Alita, i cyborg movies di James Cameron e le origini del genere

Arriva nelle sale il 14 febbraio il nuovo film sui cyborg prodotto dal papà di Terminator. Ma da dove viene questo sottogenere fantascientifico?

A San Valentino arriva al cinema Alita – Angelo della battaglia. Ultima fatica registica di Robert Rodriguez, ma sotto la supervisione di un autore e producer d’eccezione come James Cameron. Dopo aver avviato la saga dei Terminator con i primi tre capitoli, il cineasta canadese si misura con la trasposizione del famoso manga firmato Yukito Kishiro. Certo, Avatar è un altro fantascientifico con mondi futuristici, ma il concetto di avatar è ben diverso da quello di cyborg. O meglio, creatura in parte umana e in parte robotica. Se negli anni novanta, decennio aperto proprio da Alita, è esploso il cyberpunk, il mescolare uomini e macchine in un sol corpo è un’abitudine creativa che parte da molto lontano. Dal mondo dei robot.

Leggi anche James Cameron e le sue donne ribelli, dai film sci-fi a Titanic

Alle origini del genere cyborg: Fritz Lang e Isaac Asimov

Metropolis

Il secolo scorso ci ha regalato le immagini indelebili di Metropolis, il capolavoro di Fritz Lang che improntò per la prima volta sul grande schermo l’immaginario collettivo con forme di città futuristiche e corpi meccanici coscienti.

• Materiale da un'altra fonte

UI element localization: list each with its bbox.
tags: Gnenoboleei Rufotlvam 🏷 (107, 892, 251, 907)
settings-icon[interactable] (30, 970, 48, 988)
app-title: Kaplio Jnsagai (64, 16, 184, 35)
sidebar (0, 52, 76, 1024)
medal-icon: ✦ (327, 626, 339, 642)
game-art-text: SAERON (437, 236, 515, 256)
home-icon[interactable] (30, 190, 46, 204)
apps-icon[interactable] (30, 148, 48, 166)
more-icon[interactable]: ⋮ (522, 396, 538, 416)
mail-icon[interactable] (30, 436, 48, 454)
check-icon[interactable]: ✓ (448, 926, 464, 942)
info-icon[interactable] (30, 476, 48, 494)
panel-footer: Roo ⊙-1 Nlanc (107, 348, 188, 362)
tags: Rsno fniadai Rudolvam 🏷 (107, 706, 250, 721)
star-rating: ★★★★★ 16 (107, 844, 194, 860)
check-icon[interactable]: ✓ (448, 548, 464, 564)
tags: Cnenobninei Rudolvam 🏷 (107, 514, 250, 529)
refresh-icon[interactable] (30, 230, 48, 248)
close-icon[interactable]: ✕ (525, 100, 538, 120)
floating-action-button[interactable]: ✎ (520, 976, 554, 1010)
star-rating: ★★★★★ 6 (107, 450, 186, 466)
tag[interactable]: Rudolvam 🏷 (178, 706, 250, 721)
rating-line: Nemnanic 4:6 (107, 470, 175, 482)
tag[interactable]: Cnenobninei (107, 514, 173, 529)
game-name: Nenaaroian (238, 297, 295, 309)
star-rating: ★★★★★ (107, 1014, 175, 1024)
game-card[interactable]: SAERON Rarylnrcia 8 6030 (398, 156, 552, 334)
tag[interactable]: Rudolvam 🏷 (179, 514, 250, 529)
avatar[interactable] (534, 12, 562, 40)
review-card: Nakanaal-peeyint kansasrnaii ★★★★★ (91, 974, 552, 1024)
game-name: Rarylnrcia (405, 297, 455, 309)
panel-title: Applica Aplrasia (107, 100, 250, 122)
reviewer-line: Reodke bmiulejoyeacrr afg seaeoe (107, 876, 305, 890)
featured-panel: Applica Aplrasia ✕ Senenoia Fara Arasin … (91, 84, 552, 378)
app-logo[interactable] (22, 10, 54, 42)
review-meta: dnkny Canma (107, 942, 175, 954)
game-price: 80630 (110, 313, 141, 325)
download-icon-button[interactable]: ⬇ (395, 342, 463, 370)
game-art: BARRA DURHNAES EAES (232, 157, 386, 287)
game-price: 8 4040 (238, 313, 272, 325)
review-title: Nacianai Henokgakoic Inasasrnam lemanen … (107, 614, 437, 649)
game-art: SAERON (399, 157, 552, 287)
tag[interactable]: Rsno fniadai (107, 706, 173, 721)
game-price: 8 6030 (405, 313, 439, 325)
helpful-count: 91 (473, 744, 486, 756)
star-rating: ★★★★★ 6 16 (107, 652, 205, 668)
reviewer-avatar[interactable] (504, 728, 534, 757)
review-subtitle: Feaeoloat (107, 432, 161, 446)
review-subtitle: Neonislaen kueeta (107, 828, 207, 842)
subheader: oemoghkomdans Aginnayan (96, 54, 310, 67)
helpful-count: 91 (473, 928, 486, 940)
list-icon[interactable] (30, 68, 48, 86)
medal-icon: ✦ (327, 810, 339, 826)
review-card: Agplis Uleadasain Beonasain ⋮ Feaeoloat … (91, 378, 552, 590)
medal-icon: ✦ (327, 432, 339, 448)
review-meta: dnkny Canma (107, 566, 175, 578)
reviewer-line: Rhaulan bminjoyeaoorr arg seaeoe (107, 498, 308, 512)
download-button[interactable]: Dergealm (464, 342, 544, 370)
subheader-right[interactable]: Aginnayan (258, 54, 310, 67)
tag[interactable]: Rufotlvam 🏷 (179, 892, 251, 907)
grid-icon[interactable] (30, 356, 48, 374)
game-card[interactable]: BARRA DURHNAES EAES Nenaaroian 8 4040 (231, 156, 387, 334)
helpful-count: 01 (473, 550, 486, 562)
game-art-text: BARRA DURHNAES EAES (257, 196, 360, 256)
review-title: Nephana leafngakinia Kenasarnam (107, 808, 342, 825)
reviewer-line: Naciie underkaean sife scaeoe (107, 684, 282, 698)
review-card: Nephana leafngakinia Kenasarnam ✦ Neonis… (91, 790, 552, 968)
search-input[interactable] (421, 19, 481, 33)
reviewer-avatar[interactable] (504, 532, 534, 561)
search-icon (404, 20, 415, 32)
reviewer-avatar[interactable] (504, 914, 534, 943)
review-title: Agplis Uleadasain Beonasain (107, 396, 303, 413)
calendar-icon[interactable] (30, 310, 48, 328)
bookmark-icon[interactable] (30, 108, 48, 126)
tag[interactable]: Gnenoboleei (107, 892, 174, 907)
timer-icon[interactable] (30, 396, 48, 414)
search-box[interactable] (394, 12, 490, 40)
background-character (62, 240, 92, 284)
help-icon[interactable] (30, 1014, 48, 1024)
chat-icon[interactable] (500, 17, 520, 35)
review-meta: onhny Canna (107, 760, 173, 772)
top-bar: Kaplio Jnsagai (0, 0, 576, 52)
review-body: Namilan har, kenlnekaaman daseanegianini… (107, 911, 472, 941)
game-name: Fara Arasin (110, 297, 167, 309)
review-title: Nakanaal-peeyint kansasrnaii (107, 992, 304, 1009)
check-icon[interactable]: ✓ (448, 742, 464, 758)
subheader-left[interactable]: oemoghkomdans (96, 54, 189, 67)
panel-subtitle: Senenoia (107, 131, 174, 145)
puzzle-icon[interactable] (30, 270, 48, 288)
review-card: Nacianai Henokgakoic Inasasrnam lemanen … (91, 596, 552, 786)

Era il 1926. Il cinema andò avanti e autore letterario chiave si rivelò Isaac Asimov. I suoi romanzi e racconti hanno ispirato più e meno trasversalmente tanta fantascienza del 20° e del 21° secolo.

Se Io, Robot, con Will Smith, è il più famoso dei recenti presi dall’autore russo, oltre alle varie serie e animazioni resta indelebile L’Uomo Bicentenario, film con un impressionante Robin Williams che mostrava l’umanizzazione progressiva di un robot ottenuta da progressivi innesti organici. Ma il cyborg parte solitamente dalla componente umana, e l’Alita di Cameron & Rodriguez viene trovata come rottame ancora vivente e rimessa in sesto in un nuovo corpo. Il lato umano emerge sempre a dispetto del fattore macchina. È questa la tensione narrativa necessaria che attraversa comunemente le storie di questo sottogenere.

Robocop e Blade Runner

Agli anni ottanta appartengono due grandi cult firmati rispettivamente da Paul Verhoeven e Ridley Scott. Se l’agente Murphy di Robocop si risvegliava tra i circuiti di un nuovo corpo meccanico dopo una sparatoria, i replicanti di Blade Runner erano esseri umani sintetici, frutto di tecnologie avanzatissime, e la loro dualità uomo/macchina confliggeva nei meandri dell’anima in quel vortice cinefilosofico che ne ha fatto una pietra miliare. Il conflitto tra identità e situazione è sempre forte anche in Alita, dove l’eroina protagonista non ricorda chi è veramente, così soltanto il combattimento le riporta brevi e improvvisi scampoli di memoria dal passato.

Philip Dick e Terminator

Ritornando a ispirazioni letterarie non si può non citare Philip K. Dick. Oltre ad aver ispirato i mondi di Matrix e le rimescolanze circuiti/organismo umano di eXistenZ, diretto da David Cronenberg, lo scrittore ispirò il fumetto distopico Ranxerox di Stefano Tamburini e Tanino Liberatore, nonché il Terminator di Cameron.

Leggi anche Philip K. Dick: i 10 migliori film e serie tv tratti dai suoi romanzi

Forse il suo cammino verso Alita iniziava proprio da qui. Il Terminator era un robot rivestito di parti organiche, che ne secondo episodio evolveva a piccoli passi. Alita guarda la vita con lo stupore. Circondata da un mondo avanti di mezzo millennio rispetto a noi, in comune con questo Schwarzenegger d’annata ha proprio quello stupore, per lei da ragazzina, per il T-800 da moderno mostro di Frankenstein. Con l’attore austriaco più vicino a Boris Karloff che mai. Osservando il lato femminile, invece, la similitudine al cinematografico Ghost in the Shell con Scarlett Johansson, può risultare lampante per la centralità di un’eroina giovane e aggraziata, ma i loro mondi sono diversi, come pure le loro origini. Di sicuro la novità che portano le due cyborg è l’imposizione dell’eroe non più maschile ma femminile, un segno di modernità non soltanto in quanto emancipazione della donna, ma di un mondo e di un potere non più esclusivo.